To one side of it in an old deck chair a very large red-bearded man in a collarless grey flannel shirt, brown cord trousers held up with a length of clothes line, and large hobnailed boots with no laces had collapsed. He was fast asleep, the top half of his face shielded from the remains of the daylight by an open copy of Dante’s Inferno.

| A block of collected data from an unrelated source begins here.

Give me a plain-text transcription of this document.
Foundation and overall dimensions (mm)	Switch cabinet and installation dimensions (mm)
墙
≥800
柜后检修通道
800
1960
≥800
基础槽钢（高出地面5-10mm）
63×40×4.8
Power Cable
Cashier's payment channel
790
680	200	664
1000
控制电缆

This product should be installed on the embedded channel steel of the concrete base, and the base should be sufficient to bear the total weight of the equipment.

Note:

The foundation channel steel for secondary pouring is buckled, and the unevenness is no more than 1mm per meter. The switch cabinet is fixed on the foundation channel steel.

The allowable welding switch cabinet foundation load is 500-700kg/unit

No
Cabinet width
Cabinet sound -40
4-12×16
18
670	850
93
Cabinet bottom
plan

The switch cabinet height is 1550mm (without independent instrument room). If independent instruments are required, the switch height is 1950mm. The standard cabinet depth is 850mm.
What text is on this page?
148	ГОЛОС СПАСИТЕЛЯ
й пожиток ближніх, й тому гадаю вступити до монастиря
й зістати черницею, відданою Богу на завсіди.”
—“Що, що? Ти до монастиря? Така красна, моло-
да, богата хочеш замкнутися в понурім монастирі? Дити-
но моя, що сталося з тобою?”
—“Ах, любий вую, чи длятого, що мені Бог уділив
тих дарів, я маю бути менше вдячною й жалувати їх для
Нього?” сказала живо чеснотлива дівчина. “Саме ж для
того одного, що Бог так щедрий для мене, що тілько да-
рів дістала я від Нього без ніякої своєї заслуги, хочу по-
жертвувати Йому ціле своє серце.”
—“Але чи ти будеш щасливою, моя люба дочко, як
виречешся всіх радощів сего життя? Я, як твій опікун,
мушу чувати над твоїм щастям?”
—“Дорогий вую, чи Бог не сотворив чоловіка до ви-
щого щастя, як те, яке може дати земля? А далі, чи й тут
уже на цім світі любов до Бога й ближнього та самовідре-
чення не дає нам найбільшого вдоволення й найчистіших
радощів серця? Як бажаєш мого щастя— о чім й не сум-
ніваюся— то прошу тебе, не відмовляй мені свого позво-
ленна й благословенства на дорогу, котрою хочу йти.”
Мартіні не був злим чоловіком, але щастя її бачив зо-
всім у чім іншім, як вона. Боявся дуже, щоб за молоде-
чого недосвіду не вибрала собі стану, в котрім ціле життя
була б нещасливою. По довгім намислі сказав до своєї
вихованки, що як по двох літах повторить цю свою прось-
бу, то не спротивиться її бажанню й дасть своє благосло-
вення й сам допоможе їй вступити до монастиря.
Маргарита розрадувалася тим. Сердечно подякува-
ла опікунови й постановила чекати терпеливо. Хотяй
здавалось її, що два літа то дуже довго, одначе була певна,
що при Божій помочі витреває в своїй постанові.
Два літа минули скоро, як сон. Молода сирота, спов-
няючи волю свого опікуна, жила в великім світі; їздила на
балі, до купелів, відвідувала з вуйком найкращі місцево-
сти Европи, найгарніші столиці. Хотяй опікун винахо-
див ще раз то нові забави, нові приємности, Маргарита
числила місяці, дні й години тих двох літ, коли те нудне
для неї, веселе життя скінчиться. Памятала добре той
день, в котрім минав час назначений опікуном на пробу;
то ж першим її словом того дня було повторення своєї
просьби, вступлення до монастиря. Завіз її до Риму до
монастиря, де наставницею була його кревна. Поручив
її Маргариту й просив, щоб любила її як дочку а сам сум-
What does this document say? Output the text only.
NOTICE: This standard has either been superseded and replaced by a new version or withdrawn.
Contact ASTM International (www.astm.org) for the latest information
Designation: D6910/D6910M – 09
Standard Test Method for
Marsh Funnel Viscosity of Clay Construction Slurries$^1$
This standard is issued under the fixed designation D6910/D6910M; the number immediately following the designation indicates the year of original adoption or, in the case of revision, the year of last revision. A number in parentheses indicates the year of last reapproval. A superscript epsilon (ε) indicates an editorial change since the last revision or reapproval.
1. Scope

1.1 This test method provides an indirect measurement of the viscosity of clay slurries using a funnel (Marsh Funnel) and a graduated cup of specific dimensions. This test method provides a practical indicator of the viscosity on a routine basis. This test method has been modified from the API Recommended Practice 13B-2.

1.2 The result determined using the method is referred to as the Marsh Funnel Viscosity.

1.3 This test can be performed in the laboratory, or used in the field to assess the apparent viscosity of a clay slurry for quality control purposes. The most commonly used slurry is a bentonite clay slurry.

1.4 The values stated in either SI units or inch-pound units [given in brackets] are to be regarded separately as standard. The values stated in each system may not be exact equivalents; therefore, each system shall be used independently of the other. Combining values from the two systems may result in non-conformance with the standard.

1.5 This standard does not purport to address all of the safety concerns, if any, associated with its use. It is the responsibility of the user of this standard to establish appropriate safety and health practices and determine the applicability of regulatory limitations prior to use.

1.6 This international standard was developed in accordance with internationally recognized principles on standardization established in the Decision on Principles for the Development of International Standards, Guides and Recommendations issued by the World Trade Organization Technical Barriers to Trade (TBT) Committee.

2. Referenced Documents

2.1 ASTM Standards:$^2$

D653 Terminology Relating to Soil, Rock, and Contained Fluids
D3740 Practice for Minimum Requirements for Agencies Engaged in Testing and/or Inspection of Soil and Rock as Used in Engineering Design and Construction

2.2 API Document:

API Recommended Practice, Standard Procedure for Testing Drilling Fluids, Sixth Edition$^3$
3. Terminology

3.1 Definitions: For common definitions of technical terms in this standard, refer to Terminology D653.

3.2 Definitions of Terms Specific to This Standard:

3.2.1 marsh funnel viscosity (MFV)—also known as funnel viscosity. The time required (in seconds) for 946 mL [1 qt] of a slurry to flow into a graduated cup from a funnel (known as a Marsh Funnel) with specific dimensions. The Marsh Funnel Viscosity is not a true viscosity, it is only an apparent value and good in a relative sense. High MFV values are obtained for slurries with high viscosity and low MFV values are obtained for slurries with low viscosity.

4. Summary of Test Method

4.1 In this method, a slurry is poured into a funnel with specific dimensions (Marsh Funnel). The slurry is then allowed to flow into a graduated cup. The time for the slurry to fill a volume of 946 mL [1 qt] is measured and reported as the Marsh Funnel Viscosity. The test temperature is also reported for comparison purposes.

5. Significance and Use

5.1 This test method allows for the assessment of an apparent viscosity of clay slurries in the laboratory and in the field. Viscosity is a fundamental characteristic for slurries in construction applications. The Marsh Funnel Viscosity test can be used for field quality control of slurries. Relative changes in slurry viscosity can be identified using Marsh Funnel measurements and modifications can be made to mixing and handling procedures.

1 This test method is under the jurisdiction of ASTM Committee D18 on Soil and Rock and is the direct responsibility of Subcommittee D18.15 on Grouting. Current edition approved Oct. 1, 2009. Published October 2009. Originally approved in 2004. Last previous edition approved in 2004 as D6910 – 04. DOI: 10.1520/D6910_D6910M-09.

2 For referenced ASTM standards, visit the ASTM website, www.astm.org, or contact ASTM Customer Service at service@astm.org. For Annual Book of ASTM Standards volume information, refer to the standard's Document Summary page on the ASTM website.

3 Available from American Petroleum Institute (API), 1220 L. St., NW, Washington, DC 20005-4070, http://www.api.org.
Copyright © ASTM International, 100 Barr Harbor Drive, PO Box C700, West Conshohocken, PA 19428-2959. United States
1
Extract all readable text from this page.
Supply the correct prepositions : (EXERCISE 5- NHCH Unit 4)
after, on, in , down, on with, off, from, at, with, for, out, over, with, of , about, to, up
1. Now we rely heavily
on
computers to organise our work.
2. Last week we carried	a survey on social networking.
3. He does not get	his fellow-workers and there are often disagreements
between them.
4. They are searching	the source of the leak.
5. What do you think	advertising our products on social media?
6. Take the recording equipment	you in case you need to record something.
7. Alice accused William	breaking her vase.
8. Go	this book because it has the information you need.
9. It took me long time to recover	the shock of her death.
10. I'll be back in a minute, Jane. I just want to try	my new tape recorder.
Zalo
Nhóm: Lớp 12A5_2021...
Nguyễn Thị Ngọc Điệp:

‘It would be better, on the whole, if you take no notice of Mad Rufus there,’ Mrs Hackett advised Judy, seeing her guest’s eyes straying to the recumbent figure. ‘He’s the odd-jobber, and sure if ever there was a depiction of a trade that fitted the subject quite properly, there you have it. He’s as lazy as a Sunday in July, and if he can do something wronger than either you or I he will take it upon himself so to do it. A fence needs mending, Mad Rufus will mend it so it falls down quicker. A gate needs painting, he will paint it so that it peels the faster. A door needs a handle, be sure that the next time you make to turn it the wretched thing will come away in your hand. He’s only good for reading, and even then.’ She shook her head, and poured a cup of tea while nodding to the milk and sugar. ‘It’s all there. Please help yourself, especially to the dropped scones, for if ever there was a product that deserves its name Loughnalaire’s dropped scones do exactly that, and then let us sit down and set to and realise what the full extent of what you’re committing Kim to exactly is, or something like.’